How to convert small dataset into word embeddings instead of one-hot encoding?

I have a dataset of 33 words that are a mix of verbs and nouns, for eg. father, sing, etc. I have tried converting them to 1-hot encoding but for my use case, it has been suggested to look into word2vec embedding. I have looked in gensim and glove but struggling to make it work.

How could I convert my data into an embedding? Such that two words that may be semantically closer may have a lesser distance between their respective vectors. How may this be achieved or any helpful material on the same?

Such as this embedding

Solution

Since your dataset is quite small, and I'm assuming it doesn't contain any jargon, it's best to use a pre-trained model in order to save up on training time.

With gensim, it's as simple as:

import gensim.downloader as api
wv = api.load('word2vec-google-news-300')

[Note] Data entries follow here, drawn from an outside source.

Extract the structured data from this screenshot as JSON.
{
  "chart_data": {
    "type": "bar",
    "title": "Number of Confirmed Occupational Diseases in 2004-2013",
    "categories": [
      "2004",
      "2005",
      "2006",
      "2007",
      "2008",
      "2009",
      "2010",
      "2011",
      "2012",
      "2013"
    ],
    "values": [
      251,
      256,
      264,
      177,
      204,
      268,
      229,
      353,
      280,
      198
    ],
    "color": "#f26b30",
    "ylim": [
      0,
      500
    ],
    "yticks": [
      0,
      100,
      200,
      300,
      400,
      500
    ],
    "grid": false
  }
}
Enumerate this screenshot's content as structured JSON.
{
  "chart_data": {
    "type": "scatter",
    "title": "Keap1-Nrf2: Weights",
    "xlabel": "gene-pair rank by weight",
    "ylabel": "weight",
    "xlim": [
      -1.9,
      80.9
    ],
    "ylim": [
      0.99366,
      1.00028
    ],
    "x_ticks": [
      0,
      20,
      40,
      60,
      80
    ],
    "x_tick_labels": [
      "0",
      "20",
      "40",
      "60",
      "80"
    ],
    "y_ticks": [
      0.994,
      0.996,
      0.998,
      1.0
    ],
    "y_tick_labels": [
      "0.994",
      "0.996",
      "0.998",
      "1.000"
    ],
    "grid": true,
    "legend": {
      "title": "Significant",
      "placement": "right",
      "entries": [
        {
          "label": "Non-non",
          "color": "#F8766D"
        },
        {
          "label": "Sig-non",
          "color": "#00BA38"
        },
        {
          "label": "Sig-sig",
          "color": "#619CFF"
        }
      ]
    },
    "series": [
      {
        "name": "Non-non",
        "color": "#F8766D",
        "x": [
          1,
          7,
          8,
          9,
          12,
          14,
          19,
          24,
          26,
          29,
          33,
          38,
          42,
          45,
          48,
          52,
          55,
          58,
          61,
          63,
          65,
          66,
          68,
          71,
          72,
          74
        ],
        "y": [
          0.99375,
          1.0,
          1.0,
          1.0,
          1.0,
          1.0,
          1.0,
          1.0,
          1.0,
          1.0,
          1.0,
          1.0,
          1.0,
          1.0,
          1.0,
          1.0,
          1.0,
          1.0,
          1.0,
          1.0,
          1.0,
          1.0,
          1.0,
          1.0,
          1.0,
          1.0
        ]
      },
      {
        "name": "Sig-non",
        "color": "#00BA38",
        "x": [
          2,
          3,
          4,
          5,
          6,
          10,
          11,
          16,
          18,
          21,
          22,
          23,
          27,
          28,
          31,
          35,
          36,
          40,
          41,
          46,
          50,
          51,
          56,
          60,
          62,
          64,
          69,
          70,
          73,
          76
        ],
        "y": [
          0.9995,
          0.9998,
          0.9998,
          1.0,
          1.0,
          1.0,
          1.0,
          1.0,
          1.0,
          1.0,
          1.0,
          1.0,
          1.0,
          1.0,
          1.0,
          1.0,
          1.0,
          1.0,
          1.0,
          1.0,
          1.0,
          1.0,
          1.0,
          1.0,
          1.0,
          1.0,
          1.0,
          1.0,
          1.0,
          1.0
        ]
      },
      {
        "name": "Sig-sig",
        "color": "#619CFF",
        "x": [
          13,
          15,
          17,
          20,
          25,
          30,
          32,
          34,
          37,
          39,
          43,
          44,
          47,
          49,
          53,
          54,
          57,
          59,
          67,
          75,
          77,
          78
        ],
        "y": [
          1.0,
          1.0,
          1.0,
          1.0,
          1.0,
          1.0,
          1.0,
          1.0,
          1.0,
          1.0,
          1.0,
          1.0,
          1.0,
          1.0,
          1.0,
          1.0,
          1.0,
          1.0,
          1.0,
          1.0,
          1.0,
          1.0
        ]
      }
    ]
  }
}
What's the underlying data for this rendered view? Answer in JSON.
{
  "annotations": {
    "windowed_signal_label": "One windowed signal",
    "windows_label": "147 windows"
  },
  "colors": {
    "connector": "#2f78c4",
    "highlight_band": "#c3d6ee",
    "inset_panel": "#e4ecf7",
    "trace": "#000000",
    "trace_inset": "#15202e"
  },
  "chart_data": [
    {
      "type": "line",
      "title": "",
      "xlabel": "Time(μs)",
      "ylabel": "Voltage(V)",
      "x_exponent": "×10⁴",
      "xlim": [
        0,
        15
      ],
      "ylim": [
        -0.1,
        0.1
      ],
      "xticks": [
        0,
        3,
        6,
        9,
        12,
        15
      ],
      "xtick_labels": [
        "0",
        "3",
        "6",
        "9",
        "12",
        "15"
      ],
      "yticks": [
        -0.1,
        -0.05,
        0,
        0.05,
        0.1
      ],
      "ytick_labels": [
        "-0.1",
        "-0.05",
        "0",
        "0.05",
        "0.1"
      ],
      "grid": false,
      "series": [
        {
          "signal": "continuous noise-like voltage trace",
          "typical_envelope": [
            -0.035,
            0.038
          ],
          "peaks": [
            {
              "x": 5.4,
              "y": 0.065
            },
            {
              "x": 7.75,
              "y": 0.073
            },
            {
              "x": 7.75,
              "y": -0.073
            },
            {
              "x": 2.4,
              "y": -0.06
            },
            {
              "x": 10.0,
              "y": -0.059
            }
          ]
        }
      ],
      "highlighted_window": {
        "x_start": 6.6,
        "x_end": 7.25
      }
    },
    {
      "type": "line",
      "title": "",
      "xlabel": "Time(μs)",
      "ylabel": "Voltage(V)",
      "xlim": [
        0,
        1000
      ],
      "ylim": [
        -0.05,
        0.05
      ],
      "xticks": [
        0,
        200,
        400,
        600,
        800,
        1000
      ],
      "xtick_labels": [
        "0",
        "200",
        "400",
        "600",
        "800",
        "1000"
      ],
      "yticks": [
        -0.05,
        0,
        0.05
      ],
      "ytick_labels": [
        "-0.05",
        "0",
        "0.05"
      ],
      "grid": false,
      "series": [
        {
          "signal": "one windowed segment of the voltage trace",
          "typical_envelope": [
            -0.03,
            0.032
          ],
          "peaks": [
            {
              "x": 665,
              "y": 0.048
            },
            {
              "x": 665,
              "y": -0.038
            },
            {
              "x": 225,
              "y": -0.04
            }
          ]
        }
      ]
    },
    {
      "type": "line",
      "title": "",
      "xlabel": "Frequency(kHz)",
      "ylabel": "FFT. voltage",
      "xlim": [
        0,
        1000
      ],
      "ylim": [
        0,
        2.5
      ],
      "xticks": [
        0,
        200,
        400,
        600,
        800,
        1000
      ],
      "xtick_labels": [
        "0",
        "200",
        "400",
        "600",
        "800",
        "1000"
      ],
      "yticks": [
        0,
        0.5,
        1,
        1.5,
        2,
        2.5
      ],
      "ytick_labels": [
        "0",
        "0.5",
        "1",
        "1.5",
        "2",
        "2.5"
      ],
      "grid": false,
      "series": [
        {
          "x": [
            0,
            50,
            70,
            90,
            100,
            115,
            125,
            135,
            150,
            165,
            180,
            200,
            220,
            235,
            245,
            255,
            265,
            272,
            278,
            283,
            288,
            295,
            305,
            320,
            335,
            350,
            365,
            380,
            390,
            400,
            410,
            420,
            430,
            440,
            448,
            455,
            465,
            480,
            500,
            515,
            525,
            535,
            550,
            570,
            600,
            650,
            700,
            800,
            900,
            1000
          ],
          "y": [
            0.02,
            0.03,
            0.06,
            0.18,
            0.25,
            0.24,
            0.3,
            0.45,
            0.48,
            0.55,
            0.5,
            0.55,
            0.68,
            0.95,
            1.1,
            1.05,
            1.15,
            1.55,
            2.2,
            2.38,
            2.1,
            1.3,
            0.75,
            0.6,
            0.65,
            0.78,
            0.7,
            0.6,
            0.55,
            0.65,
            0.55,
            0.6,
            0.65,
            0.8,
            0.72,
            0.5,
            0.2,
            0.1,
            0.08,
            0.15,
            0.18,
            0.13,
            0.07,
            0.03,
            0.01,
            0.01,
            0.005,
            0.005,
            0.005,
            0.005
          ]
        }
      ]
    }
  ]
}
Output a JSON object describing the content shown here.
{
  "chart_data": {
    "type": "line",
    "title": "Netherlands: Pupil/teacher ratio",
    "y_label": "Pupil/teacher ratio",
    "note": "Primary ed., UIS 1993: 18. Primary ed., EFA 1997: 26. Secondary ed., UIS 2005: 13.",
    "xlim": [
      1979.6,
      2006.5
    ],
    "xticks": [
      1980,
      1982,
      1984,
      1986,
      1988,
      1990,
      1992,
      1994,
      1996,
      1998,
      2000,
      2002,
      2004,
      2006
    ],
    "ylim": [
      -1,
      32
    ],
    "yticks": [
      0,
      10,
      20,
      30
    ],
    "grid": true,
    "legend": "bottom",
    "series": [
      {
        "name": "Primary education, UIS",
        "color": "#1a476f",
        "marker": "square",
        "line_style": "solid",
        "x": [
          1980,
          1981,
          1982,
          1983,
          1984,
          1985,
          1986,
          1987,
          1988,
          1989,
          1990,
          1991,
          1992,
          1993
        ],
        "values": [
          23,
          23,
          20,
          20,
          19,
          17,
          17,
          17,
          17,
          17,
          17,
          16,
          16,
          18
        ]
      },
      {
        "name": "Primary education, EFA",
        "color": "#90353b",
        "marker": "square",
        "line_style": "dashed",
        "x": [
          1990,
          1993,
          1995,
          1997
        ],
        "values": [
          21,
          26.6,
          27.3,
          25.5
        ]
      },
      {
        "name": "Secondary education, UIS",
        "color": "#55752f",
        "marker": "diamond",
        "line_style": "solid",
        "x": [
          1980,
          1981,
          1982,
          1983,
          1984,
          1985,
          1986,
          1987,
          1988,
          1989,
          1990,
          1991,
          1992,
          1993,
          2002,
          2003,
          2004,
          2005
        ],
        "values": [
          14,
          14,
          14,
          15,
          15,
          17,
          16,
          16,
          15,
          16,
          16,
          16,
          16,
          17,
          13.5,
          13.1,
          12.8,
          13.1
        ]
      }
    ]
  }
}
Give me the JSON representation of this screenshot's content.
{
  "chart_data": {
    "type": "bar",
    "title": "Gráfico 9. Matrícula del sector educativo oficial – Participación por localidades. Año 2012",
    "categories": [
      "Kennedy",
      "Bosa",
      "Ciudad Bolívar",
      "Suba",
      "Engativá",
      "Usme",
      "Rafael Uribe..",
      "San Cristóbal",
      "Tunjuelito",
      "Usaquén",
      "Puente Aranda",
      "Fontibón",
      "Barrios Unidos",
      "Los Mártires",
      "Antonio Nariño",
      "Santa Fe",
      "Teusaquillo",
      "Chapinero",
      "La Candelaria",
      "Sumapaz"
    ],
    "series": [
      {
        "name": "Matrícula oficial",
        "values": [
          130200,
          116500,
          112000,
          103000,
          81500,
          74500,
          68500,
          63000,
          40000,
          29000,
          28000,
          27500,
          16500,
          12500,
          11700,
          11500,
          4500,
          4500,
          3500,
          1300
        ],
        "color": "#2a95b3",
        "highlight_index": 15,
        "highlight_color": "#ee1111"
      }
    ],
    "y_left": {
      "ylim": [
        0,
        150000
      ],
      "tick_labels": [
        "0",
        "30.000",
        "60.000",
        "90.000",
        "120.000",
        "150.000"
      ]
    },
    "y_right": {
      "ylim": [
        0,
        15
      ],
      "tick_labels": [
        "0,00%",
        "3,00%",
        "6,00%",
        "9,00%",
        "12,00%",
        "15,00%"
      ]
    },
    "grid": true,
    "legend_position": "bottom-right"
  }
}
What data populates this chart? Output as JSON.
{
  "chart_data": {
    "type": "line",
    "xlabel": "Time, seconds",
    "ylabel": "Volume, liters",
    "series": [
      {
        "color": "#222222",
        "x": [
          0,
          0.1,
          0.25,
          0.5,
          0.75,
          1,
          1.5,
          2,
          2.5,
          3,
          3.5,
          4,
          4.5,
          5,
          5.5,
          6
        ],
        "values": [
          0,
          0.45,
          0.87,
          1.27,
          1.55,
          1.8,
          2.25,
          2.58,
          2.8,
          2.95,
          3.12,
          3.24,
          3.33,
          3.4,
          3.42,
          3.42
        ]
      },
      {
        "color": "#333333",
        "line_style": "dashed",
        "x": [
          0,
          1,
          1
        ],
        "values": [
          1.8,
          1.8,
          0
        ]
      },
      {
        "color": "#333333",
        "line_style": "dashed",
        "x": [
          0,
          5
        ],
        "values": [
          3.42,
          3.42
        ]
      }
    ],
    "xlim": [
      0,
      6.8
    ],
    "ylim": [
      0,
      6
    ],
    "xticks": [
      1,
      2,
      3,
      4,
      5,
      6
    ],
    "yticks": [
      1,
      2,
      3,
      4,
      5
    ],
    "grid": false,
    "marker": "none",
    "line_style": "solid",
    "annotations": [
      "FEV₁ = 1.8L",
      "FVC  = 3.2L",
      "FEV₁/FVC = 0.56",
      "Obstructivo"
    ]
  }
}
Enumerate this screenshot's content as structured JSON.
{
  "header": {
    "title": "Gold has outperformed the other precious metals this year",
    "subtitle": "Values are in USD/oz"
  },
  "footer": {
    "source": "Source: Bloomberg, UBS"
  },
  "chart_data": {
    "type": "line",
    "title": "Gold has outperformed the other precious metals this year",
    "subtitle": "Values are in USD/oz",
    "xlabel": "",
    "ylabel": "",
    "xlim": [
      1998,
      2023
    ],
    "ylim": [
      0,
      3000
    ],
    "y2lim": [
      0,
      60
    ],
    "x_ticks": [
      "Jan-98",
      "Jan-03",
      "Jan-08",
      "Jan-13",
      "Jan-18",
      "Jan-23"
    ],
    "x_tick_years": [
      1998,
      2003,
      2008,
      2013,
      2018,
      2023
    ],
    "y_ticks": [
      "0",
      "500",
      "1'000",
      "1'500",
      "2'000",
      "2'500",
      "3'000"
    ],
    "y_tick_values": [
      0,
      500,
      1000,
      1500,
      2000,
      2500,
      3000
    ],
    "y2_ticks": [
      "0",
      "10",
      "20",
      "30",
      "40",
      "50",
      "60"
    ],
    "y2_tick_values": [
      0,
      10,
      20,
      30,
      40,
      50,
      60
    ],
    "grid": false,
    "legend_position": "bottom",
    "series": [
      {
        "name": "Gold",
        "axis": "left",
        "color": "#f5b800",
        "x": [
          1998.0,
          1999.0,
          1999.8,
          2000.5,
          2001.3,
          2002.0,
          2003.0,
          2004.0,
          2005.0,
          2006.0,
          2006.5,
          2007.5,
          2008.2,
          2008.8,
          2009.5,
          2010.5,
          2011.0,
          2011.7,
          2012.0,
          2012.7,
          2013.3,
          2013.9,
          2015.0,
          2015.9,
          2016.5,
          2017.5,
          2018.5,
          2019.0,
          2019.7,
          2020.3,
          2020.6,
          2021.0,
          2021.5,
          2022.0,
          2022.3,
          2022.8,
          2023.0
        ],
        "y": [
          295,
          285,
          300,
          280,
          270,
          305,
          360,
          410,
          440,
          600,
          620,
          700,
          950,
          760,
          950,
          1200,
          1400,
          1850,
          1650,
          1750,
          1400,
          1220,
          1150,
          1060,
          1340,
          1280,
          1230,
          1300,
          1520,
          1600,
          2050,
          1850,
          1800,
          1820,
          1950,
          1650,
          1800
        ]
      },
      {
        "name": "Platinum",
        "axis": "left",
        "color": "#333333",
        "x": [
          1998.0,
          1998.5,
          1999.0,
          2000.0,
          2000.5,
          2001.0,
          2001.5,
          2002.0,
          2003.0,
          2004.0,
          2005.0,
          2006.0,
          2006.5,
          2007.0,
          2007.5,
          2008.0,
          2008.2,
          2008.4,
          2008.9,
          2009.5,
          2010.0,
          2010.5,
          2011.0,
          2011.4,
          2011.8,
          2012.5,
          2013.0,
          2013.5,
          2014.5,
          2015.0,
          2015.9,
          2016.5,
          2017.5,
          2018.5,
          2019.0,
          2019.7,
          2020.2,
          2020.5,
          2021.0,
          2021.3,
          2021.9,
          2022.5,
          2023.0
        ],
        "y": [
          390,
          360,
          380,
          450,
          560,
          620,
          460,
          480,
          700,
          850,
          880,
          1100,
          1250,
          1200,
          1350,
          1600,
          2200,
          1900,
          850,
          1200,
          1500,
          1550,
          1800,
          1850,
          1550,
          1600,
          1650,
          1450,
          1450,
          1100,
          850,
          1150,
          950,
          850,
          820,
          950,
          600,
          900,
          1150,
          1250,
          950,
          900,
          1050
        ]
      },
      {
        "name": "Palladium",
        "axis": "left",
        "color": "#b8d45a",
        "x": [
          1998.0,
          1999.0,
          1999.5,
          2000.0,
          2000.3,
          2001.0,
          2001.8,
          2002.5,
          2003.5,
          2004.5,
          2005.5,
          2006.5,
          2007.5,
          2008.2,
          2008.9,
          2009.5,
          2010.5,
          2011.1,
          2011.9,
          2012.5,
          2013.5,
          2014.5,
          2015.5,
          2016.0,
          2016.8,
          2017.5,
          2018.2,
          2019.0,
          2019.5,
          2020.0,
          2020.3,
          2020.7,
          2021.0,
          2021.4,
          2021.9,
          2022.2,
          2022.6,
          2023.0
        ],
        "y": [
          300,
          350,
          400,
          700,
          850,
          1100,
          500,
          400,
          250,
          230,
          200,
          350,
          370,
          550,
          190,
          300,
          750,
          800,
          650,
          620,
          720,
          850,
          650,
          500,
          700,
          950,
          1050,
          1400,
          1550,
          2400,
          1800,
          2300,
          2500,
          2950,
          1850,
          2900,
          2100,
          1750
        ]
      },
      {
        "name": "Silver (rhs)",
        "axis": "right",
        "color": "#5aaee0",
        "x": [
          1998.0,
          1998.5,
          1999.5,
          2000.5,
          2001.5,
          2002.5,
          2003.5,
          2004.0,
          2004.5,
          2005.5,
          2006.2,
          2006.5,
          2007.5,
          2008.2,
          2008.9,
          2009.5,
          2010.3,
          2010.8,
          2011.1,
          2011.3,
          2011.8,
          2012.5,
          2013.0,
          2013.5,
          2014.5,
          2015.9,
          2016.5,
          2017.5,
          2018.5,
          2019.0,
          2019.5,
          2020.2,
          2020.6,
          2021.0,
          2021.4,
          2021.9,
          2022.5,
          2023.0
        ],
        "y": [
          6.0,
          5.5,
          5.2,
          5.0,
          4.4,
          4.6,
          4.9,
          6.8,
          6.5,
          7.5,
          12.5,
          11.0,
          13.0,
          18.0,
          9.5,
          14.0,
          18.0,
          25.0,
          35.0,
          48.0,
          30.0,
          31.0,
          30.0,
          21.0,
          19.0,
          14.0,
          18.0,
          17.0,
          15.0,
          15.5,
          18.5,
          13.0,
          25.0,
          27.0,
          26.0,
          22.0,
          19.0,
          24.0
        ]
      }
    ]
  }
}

The 'word2vec-google-news-300' model has been pre-trained on a part of the Google News Dataset and generalizes well enough to most tasks. Following this, you can create word embeddings/vectors like so:

vec = wv['father']

And, finally, for computing word similarity:

similarity_score = wv.similarity('father', 'sing')

Lastly, one major limitation of Word2Vec is it's inability to deal with words that are OOV(out of vocabulary). For such cases, it's best to train a custom model for your corpus.